The Xerox Research Centre Europe (XRCE) is a young, dynamic research organization, which aims at creating innovative document technologies to support growth in Xerox content and document management services across the different Xerox businesses

XRCE: Château

XRCE is both a multicultural and multidisciplinary organization set in Grenoble, France. Our domains of research stretch from the social sciences to computing. We have renowned expertise in natural language applications, work practice studies, image-based document processing, distributed applications and knowledge management agents.
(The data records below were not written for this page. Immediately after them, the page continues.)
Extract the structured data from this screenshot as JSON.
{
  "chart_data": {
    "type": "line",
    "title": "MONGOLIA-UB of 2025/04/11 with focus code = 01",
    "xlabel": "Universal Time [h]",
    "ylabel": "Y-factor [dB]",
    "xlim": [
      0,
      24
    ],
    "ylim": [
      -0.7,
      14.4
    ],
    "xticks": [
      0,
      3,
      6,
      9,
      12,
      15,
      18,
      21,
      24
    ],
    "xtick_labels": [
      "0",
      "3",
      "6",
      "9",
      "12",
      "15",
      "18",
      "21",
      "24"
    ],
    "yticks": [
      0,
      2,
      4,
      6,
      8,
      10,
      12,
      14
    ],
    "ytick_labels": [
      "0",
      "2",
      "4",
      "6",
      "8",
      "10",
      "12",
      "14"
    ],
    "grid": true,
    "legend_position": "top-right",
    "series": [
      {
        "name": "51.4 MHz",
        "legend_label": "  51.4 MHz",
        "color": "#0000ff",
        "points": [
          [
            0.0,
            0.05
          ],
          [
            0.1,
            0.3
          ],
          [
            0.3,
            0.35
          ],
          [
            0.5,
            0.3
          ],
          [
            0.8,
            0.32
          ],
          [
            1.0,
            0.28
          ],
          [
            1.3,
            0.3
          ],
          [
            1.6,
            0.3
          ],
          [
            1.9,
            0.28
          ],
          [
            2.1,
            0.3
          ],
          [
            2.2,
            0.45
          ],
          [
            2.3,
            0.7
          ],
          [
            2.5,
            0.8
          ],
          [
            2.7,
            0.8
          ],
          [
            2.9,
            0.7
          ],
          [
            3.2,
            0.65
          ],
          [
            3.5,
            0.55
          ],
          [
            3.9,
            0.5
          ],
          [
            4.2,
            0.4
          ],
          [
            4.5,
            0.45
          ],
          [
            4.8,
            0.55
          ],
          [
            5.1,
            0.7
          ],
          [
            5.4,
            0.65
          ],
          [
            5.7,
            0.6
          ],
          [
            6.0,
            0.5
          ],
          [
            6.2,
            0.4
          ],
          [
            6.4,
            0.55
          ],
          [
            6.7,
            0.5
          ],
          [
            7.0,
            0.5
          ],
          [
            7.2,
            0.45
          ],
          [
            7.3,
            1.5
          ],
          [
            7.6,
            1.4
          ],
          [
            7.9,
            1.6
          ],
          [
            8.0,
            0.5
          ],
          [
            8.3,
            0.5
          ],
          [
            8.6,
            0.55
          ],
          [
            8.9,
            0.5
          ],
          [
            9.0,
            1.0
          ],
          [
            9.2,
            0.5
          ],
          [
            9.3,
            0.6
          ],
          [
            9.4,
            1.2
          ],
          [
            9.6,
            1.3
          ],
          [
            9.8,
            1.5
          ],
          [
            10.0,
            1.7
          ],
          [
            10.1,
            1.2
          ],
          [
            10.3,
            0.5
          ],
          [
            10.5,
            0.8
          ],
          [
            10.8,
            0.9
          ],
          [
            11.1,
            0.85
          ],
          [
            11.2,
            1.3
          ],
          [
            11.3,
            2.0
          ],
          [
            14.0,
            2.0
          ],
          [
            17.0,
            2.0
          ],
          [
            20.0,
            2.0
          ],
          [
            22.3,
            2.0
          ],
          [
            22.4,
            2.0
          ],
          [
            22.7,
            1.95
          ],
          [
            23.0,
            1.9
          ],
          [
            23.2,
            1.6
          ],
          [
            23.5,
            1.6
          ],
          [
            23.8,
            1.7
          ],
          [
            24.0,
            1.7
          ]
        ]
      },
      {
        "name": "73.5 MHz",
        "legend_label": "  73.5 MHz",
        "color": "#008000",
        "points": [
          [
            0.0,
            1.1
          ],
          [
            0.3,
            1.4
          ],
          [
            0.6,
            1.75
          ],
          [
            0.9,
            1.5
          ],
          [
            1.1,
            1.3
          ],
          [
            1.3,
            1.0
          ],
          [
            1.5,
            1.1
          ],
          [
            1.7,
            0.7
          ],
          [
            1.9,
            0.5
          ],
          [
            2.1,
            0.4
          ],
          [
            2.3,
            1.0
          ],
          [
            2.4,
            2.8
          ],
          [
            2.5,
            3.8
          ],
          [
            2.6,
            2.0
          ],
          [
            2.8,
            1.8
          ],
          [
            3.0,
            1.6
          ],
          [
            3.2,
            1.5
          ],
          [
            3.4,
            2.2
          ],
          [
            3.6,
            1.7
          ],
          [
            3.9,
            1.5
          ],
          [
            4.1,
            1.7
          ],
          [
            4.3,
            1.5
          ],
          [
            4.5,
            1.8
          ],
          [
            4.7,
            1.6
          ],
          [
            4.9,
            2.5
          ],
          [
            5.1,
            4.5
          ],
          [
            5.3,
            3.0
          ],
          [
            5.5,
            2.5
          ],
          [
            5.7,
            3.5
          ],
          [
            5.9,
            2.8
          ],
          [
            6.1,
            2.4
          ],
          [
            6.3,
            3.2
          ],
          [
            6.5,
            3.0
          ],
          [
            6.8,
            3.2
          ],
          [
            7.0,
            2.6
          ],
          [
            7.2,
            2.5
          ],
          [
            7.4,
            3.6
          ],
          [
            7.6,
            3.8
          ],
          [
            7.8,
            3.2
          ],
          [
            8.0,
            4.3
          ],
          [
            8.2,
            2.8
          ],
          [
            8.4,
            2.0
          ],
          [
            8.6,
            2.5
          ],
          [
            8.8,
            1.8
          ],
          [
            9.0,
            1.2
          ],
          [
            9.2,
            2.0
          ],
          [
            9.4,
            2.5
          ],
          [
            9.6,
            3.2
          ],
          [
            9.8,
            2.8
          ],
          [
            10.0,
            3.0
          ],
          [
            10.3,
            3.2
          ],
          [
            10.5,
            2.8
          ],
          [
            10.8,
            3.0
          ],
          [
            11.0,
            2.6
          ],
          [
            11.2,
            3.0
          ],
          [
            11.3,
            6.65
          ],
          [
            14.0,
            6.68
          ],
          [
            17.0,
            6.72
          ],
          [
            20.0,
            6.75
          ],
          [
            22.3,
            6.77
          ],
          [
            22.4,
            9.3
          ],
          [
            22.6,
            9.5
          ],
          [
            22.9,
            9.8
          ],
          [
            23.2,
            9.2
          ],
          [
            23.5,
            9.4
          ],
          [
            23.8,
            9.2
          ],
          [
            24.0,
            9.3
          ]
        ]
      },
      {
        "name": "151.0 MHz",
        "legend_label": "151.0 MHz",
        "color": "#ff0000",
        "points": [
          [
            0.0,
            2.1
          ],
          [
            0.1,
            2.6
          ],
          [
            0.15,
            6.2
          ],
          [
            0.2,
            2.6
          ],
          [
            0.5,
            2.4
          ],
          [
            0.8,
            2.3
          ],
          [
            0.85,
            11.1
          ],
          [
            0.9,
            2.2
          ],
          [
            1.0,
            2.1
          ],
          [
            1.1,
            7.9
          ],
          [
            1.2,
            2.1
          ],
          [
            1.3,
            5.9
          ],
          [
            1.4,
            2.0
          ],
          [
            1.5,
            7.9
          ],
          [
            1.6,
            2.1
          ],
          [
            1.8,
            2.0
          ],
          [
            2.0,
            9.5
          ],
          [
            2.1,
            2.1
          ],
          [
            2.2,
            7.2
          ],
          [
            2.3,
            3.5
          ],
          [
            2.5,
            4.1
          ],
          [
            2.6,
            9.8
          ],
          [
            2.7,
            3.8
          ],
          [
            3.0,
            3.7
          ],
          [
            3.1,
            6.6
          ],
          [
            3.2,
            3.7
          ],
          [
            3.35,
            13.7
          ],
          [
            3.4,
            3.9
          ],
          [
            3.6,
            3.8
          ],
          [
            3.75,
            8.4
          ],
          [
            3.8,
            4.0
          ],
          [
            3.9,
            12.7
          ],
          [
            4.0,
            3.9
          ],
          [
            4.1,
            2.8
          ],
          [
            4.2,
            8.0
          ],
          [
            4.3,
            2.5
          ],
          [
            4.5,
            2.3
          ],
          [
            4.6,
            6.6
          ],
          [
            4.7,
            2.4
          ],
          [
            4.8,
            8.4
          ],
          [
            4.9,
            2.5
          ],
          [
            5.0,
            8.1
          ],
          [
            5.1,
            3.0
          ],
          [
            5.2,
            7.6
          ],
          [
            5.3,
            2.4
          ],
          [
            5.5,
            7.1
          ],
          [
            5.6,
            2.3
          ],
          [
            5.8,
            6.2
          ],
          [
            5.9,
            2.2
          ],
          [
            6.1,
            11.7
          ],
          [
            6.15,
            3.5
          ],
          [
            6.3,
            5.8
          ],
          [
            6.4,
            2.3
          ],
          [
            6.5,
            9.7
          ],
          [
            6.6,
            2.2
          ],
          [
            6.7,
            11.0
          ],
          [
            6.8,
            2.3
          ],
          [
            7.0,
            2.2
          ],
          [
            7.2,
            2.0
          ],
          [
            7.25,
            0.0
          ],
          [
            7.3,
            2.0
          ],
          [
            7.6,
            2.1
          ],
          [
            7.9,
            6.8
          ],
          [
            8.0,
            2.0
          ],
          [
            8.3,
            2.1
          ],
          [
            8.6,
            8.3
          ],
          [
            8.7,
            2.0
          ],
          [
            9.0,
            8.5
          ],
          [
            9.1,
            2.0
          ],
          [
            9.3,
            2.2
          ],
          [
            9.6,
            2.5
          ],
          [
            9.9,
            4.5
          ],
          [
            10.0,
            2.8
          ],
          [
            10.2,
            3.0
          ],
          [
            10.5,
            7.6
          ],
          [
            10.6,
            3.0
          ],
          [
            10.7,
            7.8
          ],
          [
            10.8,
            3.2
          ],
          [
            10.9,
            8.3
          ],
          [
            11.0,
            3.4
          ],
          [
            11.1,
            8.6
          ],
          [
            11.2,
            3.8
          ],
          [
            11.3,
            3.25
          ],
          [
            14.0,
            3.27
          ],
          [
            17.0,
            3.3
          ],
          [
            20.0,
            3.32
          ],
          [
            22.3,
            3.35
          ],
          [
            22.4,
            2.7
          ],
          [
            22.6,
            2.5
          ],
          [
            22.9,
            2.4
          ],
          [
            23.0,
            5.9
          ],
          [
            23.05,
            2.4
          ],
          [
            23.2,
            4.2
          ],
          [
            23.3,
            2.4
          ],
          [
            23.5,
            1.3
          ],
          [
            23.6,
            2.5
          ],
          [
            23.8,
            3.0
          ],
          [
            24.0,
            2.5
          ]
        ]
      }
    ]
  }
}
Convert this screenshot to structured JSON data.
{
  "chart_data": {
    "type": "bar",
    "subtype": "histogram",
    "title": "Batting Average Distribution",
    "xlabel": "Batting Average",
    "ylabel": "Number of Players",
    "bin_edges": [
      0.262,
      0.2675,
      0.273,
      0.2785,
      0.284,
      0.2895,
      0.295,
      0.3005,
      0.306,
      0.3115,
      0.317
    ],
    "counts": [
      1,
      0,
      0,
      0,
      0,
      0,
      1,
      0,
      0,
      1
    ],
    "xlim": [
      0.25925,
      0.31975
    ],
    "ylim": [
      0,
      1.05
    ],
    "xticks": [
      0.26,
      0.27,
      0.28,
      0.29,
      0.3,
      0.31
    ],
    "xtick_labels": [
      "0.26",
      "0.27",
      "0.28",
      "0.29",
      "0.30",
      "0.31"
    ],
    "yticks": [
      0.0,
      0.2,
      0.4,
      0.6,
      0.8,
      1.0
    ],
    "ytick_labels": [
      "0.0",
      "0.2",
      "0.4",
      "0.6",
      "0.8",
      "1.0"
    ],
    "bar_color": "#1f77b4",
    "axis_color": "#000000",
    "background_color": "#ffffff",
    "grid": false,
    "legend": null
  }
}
The diversity of culture and disciplines at XRCE makes it an interesting and stimulating environment to work in, leading to often unexpected discoveries!

XRCE is part of the Xerox Innovation group made up of 800 researchers and engineers in four world-renowned research and technology centres. Xerox is an equal opportunity employer.

The Grenoble site is set in a park in the heart of the French Alps in a stunning location only a few kilometers from the city centre. The city of Grenoble has a large scientific community made up of national research institutes (CNRS, Universities, INRIA) and private industries. Stimulated also by the presence of a large student community, Grenoble has become a resolutely modern city, with a rich heritage and a vibrant cultural scene. It is a lively and cosmopolitan place, offering a host of leisure opportunities. Winter sports resorts just half an hour from campus and three natural parks at the city limits make running, skiing, trekking, climbing and paragliding easily available.
Grenoble is close to both the Swiss and Italian borders.